Zu beachten ist auch, dass Text- und Bildbeiträge unterschiedlich bewertet werden. Bildbeiträge begründen nach der Rechtsprechung einen ungleich stärkeren Eingriff in die rechtliche Sphäre des Betroffenen, weshalb hier bei Bildern aus der Sozial- und Privatsphäre eine größere Rechtfertigungsanforderung besteht als bei Wortberichten.
Im Ausgangsfall könnte man darüber nachdenken, ob die "Prangerwirkung" der öffentlichen Verteilung von Flugblättern nicht eine Persönlichkeitsverletzung begründet, die dem Schutzbereich der Pressefreiheit vorgeht.
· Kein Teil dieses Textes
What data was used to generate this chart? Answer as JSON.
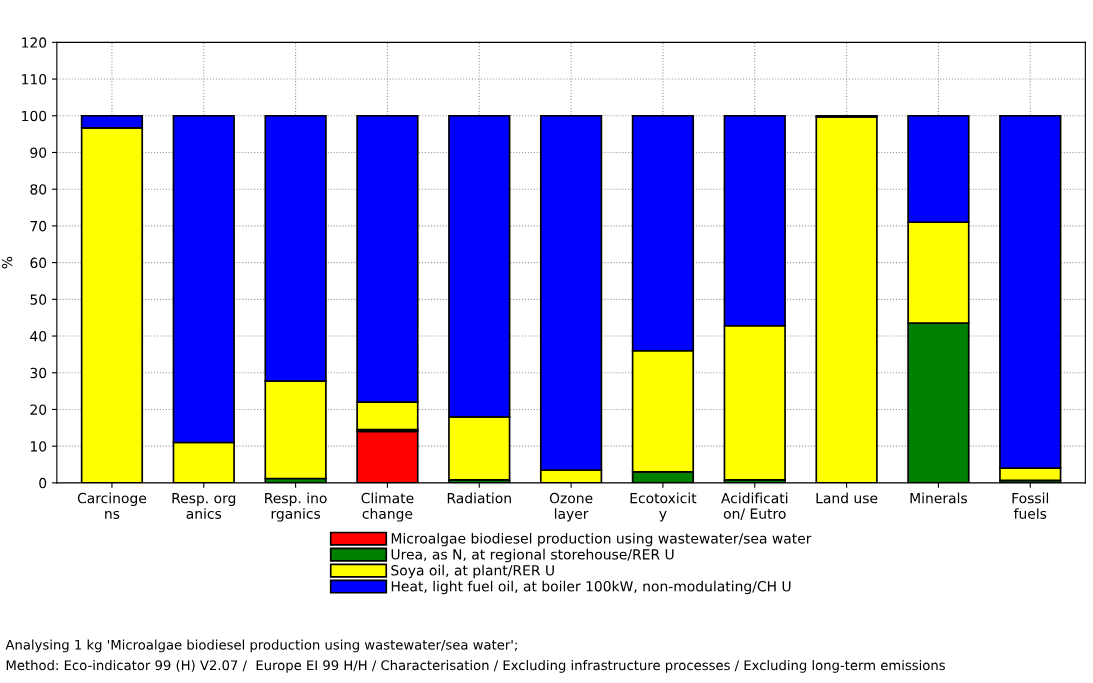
{
  "chart_data": {
    "type": "bar",
    "stacked": true,
    "ylabel": "%",
    "ylim": [
      0,
      120
    ],
    "yticks": [
      0,
      10,
      20,
      30,
      40,
      50,
      60,
      70,
      80,
      90,
      100,
      110,
      120
    ],
    "grid": true,
    "legend": "bottom",
    "categories": [
      "Carcinoge\nns",
      "Resp. org\nanics",
      "Resp. ino\nrganics",
      "Climate\nchange",
      "Radiation",
      "Ozone\nlayer",
      "Ecotoxicit\ny",
      "Acidificati\non/ Eutro",
      "Land use",
      "Minerals",
      "Fossil\nfuels"
    ],
    "series": [
      {
        "name": "Microalgae biodiesel production using wastewater/sea water",
        "color": "#ff0000",
        "values": [
          0,
          0,
          0,
          14,
          0,
          0,
          0,
          0,
          0,
          0,
          0
        ]
      },
      {
        "name": "Urea, as N, at regional storehouse/RER U",
        "color": "#008000",
        "values": [
          null,
          null,
          1.2,
          0.5,
          0.8,
          null,
          3,
          0.8,
          null,
          43.5,
          0.7
        ]
      },
      {
        "name": "Soya oil, at plant/RER U",
        "color": "#ffff00",
        "values": [
          96.7,
          11,
          26.5,
          7.5,
          17.2,
          3.5,
          33,
          42,
          99.7,
          27.5,
          3.3
        ]
      },
      {
        "name": "Heat, light fuel oil, at boiler 100kW, non-modulating/CH U",
        "color": "#0000ff",
        "values": [
          3.3,
          89,
          72.3,
          78,
          82,
          96.5,
          64,
          57.2,
          0.3,
          29,
          96
        ]
      }
    ],
    "annotations": [
      "Analysing 1 kg 'Microalgae biodiesel production using wastewater/sea water';",
      "Method: Eco-indicator 99 (H) V2.07 /  Europe EI 99 H/H / Characterisation / Excluding infrastructure processes / Excluding long-term emissions"
    ]
  }
}
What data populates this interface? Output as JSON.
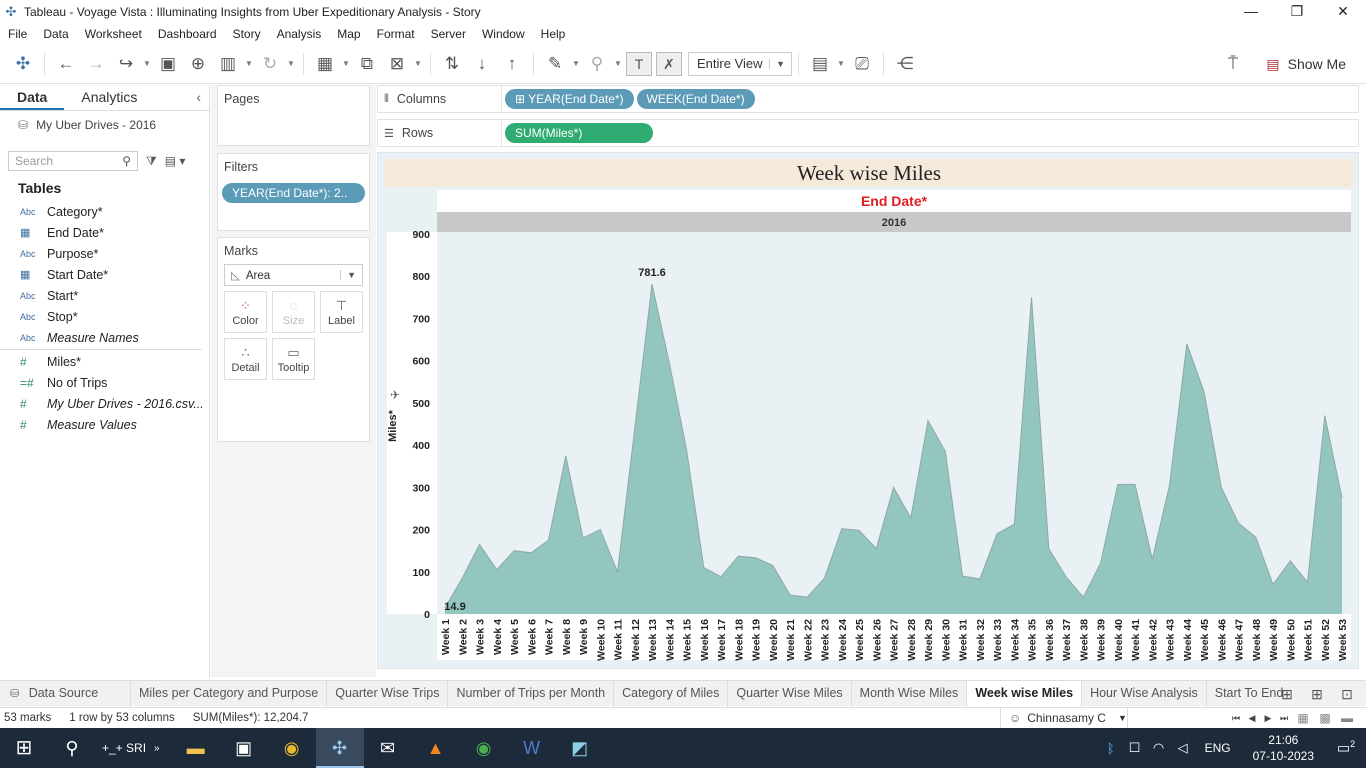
{
  "window": {
    "title": "Tableau - Voyage Vista : Illuminating Insights from Uber Expeditionary Analysis - Story",
    "controls": [
      "—",
      "❐",
      "✕"
    ]
  },
  "menu": [
    "File",
    "Data",
    "Worksheet",
    "Dashboard",
    "Story",
    "Analysis",
    "Map",
    "Format",
    "Server",
    "Window",
    "Help"
  ],
  "toolbar": {
    "fit_select": "Entire View",
    "show_me": "Show Me"
  },
  "data_pane": {
    "tab_data": "Data",
    "tab_analytics": "Analytics",
    "datasource": "My Uber Drives - 2016",
    "search_placeholder": "Search",
    "tables_heading": "Tables",
    "dimensions": [
      {
        "type": "Abc",
        "name": "Category*"
      },
      {
        "type": "date",
        "name": "End Date*"
      },
      {
        "type": "Abc",
        "name": "Purpose*"
      },
      {
        "type": "date",
        "name": "Start Date*"
      },
      {
        "type": "Abc",
        "name": "Start*"
      },
      {
        "type": "Abc",
        "name": "Stop*"
      },
      {
        "type": "Abc",
        "name": "Measure Names"
      }
    ],
    "measures": [
      {
        "type": "#",
        "name": "Miles*"
      },
      {
        "type": "=#",
        "name": "No of Trips"
      },
      {
        "type": "#",
        "name": "My Uber Drives - 2016.csv..."
      },
      {
        "type": "#",
        "name": "Measure Values"
      }
    ]
  },
  "cards": {
    "pages": "Pages",
    "filters": "Filters",
    "filter_pill": "YEAR(End Date*): 2..",
    "marks": "Marks",
    "mark_type": "Area",
    "mark_buttons": [
      "Color",
      "Size",
      "Label",
      "Detail",
      "Tooltip"
    ]
  },
  "shelves": {
    "columns_label": "Columns",
    "columns_pills": [
      "⊞ YEAR(End Date*)",
      "WEEK(End Date*)"
    ],
    "rows_label": "Rows",
    "rows_pills": [
      "SUM(Miles*)"
    ]
  },
  "viz": {
    "title": "Week wise Miles",
    "header_field": "End Date*",
    "header_year": "2016"
  },
  "chart_data": {
    "type": "area",
    "title": "Week wise Miles",
    "ylabel": "Miles*",
    "ylim": [
      0,
      900
    ],
    "yticks": [
      0,
      100,
      200,
      300,
      400,
      500,
      600,
      700,
      800,
      900
    ],
    "grid": false,
    "colors": {
      "fill": "#94c6c0",
      "stroke": "#8fa8a6"
    },
    "categories": [
      "Week 1",
      "Week 2",
      "Week 3",
      "Week 4",
      "Week 5",
      "Week 6",
      "Week 7",
      "Week 8",
      "Week 9",
      "Week 10",
      "Week 11",
      "Week 12",
      "Week 13",
      "Week 14",
      "Week 15",
      "Week 16",
      "Week 17",
      "Week 18",
      "Week 19",
      "Week 20",
      "Week 21",
      "Week 22",
      "Week 23",
      "Week 24",
      "Week 25",
      "Week 26",
      "Week 27",
      "Week 28",
      "Week 29",
      "Week 30",
      "Week 31",
      "Week 32",
      "Week 33",
      "Week 34",
      "Week 35",
      "Week 36",
      "Week 37",
      "Week 38",
      "Week 39",
      "Week 40",
      "Week 41",
      "Week 42",
      "Week 43",
      "Week 44",
      "Week 45",
      "Week 46",
      "Week 47",
      "Week 48",
      "Week 49",
      "Week 50",
      "Week 51",
      "Week 52",
      "Week 53"
    ],
    "values": [
      14.9,
      85,
      165,
      105,
      150,
      145,
      175,
      375,
      180,
      200,
      100,
      440,
      781.6,
      595,
      390,
      110,
      88,
      137,
      133,
      115,
      45,
      40,
      85,
      202,
      198,
      155,
      300,
      228,
      458,
      385,
      90,
      83,
      190,
      213,
      750,
      155,
      88,
      40,
      120,
      307,
      307,
      130,
      305,
      640,
      527,
      300,
      215,
      182,
      70,
      126,
      75,
      470,
      275
    ],
    "labels": [
      {
        "index": 12,
        "text": "781.6"
      },
      {
        "index": 0,
        "text": "14.9"
      }
    ]
  },
  "sheet_tabs": {
    "data_source": "Data Source",
    "tabs": [
      "Miles per Category and Purpose",
      "Quarter Wise Trips",
      "Number of Trips per Month",
      "Category of Miles",
      "Quarter Wise Miles",
      "Month Wise Miles",
      "Week wise Miles",
      "Hour Wise Analysis",
      "Start To End"
    ],
    "active": "Week wise Miles"
  },
  "status": {
    "marks": "53 marks",
    "dims": "1 row by 53 columns",
    "sum": "SUM(Miles*): 12,204.7",
    "user": "Chinnasamy C"
  },
  "taskbar": {
    "sri": "+_+ SRI",
    "lang": "ENG",
    "time": "21:06",
    "date": "07-10-2023",
    "notifications": "2"
  }
}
Im Ergebnis wäre dies aber wohl abzulehnen, da A provokante Thesen aufgestellt hat, die dementsprechend kritisch hinterfragt werden dürfen.
Meinungsäußerungen unterliegen regelmäßig der Pressefreiheit. Die Grenze ist dann zu ziehen, wenn die Absicht zu verletzen die Absicht zur Äußerung der eigenen Meinung übersteigt. Dies ist regelmäßig bei diskreditierenden Äußerungen ohne sachlichen Anknüpfungspunkt der Fall. In diesem Fall spricht man von Schmähkritik, die dann auch strafrechtlich relevant wird (§§ 185, 186 StGB). Wann eine Schmähkritik vorliegt, ist kontextbezogen zu prüfen. Gibt es einen sachlichen Bezugspunkt, kann auch eine drastische Äußerung zulässig sein. Der im Ausgangsfall angesprochene Boykottaufruf ist, wenn er ideelle Zwecke verfolgt, grundsätzlich zulässig. Sofern aber wi...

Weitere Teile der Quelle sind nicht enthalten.